New book by Wim Voermans on Dutch political & governance culture: past and present
The past decade, against the backdrop of a fragmented political landscape, has witnessed the greatest changes to the Netherlands since the aftermath of the Second World War. The labour market, the housing market, the energy market, the bank system, the pension system, the healthcare system, to name but a few, all underwent significant change. How was this possible with governments that could not rely on a fixed majority in parliament?

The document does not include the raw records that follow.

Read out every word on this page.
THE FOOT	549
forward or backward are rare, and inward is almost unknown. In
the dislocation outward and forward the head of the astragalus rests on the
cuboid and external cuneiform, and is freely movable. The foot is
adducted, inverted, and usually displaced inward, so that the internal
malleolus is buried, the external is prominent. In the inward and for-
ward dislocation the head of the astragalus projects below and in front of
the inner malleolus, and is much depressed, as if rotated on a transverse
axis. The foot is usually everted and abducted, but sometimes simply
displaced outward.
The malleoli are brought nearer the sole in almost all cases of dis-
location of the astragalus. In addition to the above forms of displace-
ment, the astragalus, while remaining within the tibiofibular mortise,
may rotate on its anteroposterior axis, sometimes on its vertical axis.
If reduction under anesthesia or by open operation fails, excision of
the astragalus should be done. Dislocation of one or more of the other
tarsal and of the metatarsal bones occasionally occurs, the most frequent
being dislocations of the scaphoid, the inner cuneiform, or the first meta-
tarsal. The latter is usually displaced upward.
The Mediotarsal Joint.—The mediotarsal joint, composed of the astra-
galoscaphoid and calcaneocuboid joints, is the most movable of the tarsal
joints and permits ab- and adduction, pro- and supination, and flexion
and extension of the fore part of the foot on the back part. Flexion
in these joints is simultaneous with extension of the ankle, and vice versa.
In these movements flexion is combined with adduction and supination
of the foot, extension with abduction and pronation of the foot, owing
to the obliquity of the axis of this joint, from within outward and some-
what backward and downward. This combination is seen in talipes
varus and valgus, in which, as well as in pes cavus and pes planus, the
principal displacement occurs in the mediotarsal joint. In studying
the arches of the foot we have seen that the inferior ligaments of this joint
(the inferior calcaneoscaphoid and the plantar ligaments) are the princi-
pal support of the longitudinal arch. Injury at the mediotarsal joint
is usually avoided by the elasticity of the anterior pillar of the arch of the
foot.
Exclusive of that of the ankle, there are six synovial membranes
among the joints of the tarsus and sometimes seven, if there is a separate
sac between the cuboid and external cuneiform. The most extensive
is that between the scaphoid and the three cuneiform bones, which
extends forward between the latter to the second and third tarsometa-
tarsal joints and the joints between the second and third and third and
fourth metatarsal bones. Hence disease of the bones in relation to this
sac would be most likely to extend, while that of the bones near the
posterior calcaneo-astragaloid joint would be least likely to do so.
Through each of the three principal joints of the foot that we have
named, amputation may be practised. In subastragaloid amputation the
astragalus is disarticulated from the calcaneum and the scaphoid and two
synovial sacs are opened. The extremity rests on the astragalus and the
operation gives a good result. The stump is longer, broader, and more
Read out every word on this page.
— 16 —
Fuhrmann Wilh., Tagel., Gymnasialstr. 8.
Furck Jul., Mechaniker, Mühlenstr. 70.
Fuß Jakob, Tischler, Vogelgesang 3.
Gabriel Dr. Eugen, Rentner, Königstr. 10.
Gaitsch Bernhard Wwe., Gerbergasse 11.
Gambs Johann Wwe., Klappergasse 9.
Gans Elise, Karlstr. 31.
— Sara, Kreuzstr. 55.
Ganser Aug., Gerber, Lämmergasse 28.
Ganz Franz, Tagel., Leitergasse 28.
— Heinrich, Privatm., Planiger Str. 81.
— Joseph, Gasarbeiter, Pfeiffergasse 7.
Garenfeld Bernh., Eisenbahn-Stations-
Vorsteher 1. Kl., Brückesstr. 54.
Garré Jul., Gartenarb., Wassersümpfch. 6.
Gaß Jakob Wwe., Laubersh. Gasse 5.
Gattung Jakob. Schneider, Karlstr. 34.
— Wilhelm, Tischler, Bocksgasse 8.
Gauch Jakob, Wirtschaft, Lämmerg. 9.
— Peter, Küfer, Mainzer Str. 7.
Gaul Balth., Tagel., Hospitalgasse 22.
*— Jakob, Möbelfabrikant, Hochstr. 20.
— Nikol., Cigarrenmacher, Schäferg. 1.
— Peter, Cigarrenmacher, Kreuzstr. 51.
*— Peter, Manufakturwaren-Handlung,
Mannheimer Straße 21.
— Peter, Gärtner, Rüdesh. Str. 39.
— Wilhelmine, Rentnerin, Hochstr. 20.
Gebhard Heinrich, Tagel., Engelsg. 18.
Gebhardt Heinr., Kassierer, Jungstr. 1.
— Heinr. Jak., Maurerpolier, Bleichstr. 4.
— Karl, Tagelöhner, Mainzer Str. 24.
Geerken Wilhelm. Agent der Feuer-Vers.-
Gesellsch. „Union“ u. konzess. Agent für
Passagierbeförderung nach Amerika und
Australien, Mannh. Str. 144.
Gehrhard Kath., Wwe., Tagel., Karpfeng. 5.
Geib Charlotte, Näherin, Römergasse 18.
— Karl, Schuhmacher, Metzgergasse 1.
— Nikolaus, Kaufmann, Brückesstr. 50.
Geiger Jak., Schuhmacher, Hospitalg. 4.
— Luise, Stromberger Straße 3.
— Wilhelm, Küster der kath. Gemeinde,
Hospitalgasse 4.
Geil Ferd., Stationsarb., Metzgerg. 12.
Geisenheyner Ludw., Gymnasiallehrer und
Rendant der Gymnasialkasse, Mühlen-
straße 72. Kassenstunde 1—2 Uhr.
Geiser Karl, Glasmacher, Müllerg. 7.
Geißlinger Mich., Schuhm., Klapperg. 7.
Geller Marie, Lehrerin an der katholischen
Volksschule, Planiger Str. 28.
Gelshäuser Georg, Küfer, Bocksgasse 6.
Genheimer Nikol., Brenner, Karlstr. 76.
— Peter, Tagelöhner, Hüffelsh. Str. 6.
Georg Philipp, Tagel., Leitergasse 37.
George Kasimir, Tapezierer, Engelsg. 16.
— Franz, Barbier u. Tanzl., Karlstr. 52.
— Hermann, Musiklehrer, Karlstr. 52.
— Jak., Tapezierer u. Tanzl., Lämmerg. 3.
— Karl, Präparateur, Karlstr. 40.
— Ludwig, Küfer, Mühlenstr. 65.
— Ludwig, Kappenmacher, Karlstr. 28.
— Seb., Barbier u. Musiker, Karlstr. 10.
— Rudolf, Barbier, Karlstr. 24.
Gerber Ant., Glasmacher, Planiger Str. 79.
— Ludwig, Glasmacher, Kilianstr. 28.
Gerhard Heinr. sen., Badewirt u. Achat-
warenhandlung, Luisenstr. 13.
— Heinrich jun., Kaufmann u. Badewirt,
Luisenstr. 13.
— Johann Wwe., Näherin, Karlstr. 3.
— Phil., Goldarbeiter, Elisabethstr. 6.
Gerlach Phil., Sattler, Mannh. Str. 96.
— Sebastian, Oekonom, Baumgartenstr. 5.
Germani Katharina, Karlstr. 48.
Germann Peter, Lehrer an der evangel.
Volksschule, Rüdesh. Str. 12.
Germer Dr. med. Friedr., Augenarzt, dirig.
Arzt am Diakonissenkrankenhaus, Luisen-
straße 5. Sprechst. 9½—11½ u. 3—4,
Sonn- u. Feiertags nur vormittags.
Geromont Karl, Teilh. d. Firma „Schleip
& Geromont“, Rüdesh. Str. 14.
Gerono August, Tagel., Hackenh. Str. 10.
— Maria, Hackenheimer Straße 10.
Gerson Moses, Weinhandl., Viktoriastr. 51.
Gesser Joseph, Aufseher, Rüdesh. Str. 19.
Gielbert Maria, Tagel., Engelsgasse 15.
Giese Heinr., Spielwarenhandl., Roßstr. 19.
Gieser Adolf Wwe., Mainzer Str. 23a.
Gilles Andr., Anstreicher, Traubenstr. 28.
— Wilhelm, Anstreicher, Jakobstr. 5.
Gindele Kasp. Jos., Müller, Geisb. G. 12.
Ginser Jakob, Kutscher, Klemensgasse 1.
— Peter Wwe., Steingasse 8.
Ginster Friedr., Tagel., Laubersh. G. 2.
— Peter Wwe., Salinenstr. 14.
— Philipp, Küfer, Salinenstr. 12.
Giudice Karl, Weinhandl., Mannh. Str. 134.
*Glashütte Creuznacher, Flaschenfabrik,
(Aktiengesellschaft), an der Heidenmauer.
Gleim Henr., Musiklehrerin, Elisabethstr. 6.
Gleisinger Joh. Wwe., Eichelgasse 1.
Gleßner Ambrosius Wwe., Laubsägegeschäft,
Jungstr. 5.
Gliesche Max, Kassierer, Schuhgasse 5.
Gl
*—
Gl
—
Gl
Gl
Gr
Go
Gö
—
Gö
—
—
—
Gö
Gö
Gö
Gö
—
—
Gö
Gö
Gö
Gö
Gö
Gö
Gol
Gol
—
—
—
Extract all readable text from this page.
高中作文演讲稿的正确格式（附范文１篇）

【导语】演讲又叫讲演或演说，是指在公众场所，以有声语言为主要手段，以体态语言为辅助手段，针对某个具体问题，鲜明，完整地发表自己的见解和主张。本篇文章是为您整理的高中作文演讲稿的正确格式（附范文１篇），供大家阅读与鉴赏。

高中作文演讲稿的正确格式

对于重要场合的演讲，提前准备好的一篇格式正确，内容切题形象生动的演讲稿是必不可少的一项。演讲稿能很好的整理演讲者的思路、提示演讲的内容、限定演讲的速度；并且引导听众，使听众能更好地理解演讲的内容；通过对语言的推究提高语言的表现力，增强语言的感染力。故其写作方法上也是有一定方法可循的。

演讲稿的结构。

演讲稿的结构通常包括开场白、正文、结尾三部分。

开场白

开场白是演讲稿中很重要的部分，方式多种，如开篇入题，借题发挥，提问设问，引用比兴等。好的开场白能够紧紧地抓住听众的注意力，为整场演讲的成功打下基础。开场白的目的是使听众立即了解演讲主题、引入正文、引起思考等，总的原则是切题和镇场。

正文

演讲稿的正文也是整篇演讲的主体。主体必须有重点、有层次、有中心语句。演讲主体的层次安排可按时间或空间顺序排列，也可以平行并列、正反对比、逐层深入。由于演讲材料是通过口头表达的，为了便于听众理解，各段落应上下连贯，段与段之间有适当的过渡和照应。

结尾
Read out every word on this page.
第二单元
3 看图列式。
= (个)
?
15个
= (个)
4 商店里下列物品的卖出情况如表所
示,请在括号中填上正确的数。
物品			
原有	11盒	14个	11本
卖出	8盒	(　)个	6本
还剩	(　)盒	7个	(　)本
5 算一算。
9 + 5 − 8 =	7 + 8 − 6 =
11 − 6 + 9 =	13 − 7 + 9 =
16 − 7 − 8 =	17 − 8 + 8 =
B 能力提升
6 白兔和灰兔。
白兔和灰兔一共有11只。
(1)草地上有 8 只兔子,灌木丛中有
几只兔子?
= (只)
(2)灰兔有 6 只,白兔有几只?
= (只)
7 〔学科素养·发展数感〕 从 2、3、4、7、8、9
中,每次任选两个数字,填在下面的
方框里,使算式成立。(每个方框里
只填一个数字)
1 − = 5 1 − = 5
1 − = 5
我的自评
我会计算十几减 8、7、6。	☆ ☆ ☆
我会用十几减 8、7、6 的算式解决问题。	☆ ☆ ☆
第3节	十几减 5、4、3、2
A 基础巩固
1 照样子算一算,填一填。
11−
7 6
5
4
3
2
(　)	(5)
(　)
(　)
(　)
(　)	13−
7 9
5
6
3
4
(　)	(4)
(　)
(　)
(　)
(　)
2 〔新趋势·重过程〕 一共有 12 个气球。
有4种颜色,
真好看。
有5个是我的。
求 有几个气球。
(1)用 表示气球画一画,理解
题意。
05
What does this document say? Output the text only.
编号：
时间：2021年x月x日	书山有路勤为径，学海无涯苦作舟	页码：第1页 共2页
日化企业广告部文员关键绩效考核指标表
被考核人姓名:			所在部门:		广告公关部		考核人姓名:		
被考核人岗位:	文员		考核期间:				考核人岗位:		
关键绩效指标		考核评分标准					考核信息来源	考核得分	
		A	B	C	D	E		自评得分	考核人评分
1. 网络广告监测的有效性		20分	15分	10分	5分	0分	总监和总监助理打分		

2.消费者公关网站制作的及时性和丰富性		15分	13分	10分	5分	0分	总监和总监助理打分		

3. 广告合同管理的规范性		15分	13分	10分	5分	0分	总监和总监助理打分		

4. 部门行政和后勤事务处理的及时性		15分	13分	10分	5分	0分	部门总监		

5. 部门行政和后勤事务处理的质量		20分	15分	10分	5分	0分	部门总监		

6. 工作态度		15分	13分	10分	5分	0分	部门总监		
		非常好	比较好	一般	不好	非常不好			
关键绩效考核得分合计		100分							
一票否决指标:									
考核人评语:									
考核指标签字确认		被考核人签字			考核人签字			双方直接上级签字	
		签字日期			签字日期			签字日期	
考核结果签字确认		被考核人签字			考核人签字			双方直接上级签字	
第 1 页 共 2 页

In Wim Voermans’ new book ‘Het land moet bestuurd worden’ (Governing the nation as a must), the Professor of Constitutional Law searches for possible explanations. He considers politics and governance, but also history: is fragmentation and a drive for negotiating and consensus (polderen) in our genes? Has history merely repeated itself in the past decade, or has the balance shifted permanently? It is clear in any case that in a short period of time the executive, administration and governance have become more important and more technical than ever, and that the administration itself has become more professional. At this point, they are overpowering our elected representatives in parliaments, eluding the control of constitutional checks and balances, expressed by rules and bodies put in place to monitor and correct the balance of power. The recent child benefits scandal, in the Netherlands, is a case in point of this trend, that is now also being reinforced by the Covid-19 pandemic. Is a new regent culture emerging? What are the implications for our democracy? Is it under threat and do we need to reclaim it?